また、カスタマーセンターに集められた「お客様の声」を分析し、ものづくりや提供するサービスに活用することにより、お客様満足度の向上を目指して活動しています。
リモート監視サービスでは、インフラ関連施設や再エネ発電所などに設置している当社製品とカスタマーセンターをつなぎ、お客様設備の稼働状態を監視し、異常発生時には、保守サービス部門への復旧依頼や、障害一次対応などを行います。また、カスタマーセンターに一元的に管理される設備の稼働データを蓄積し、定点的に監視することで、設備異常の傾向分析や、定期的な診断レポートの発行を行います。
カスタマーセンターには、設備の稼働情報や過去のトラブル履歴、工場の設計情報及び現場での保守情報などのデータを分析・活用することで、適切なメンテナンスやライフサイクルコストの低減、温室効果ガス排出量の削減などに貢献する、お客様への提案につなげています。
従業員全員の品質意識を高めること及び品質管理の基礎知識を身につけるため、ものづくりに直接かかわる生産部門だけでなく、それ以外の従業員に対しても品質管理技術教育を実施しています。新入社員・グループリーダーなどの階層別に「品質管理の役割」「改善の進め方」「QC七つ道具」「なぜなぜ分析」「サプライヤとの関わり方教育」などについて、演習を交えた研修を行っています。なお、国内・海外関係会社へも同研修カリキュラムの展開を図っています。
沼津事業所に隣接する技術センターでは、保守・メンテナンス技術者養成のための技能・技術教育研修を行っています。実機を使った実践的な研修により、お客様設備の安心・安全かつ効率的な運用に貢献する技術者を育成しています。
講師は現場経験豊富なベテラン技術者が担当し、カリキュラムは特高・高圧受変電設備、コンピュータ設備、電力変換設備、発電設備、回転機など「実機に触れ、体感できる」よう工夫しています。また当社製品を納入しているお客様に対し、メンテナンス技術研修を毎年実施しています。受講者は製品のカットモデルにより機器の内部構造について理解を深めるとともに、実際に断路器・遮断器の操作、保護継電器の試験、発電設備・インバータの操作などを体験します。
更に、2020年10月、技術センター隣りに設立した技術研修センター「Manabi-ya(学び舎)」では、VR(仮想現実)・AR(拡張現実)を活用した教育システムを構築し、バーチャルな実寸大設備での保守体験や目に見えない通電範囲の可視化、ベテラン人財の作業ノウハウ参照など、最新のICT技術を駆使し、現場の実経験が求められる保守・サービス分野における円滑な技術伝承と若手の早期戦力化及び技術力の向上を目指しています。

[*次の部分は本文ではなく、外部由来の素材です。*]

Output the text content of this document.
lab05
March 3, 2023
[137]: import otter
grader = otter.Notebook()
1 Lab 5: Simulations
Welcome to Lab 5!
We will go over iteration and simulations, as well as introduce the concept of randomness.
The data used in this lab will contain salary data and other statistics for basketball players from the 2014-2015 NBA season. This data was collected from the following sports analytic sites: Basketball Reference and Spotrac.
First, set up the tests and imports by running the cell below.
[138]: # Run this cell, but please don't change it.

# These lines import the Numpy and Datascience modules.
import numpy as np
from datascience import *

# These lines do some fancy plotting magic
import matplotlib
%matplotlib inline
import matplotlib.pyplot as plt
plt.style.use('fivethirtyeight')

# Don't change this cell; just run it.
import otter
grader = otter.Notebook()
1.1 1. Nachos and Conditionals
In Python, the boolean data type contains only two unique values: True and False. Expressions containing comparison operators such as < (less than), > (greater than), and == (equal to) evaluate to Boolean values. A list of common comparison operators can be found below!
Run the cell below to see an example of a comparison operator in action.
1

熟練した技能者が持つスキルやノウハウを的確に次の世代に伝承することを目的として、「アイトラッキング」という視線分析ツールを導入し、熟練者の“カン”や“コツ”による手と視線の動きを見える化する取組みを始めています。
視線分析ツール「アイトラッキング」は、作業者が小型カメラを内蔵したメガネをかけることで、中央のカメラが視野範囲を録画し、手先の動きを捉えることが出来ます。熟練者がこのメガネを装着して作業することにより、これまで暗黙知になっていた手や視線の細かな動きを見える化することが可能となりました。更にこの録画した映像を熟練者に解説してもらうことで作業時の判断基準などを引き出し、手順書に反映させることも可能です。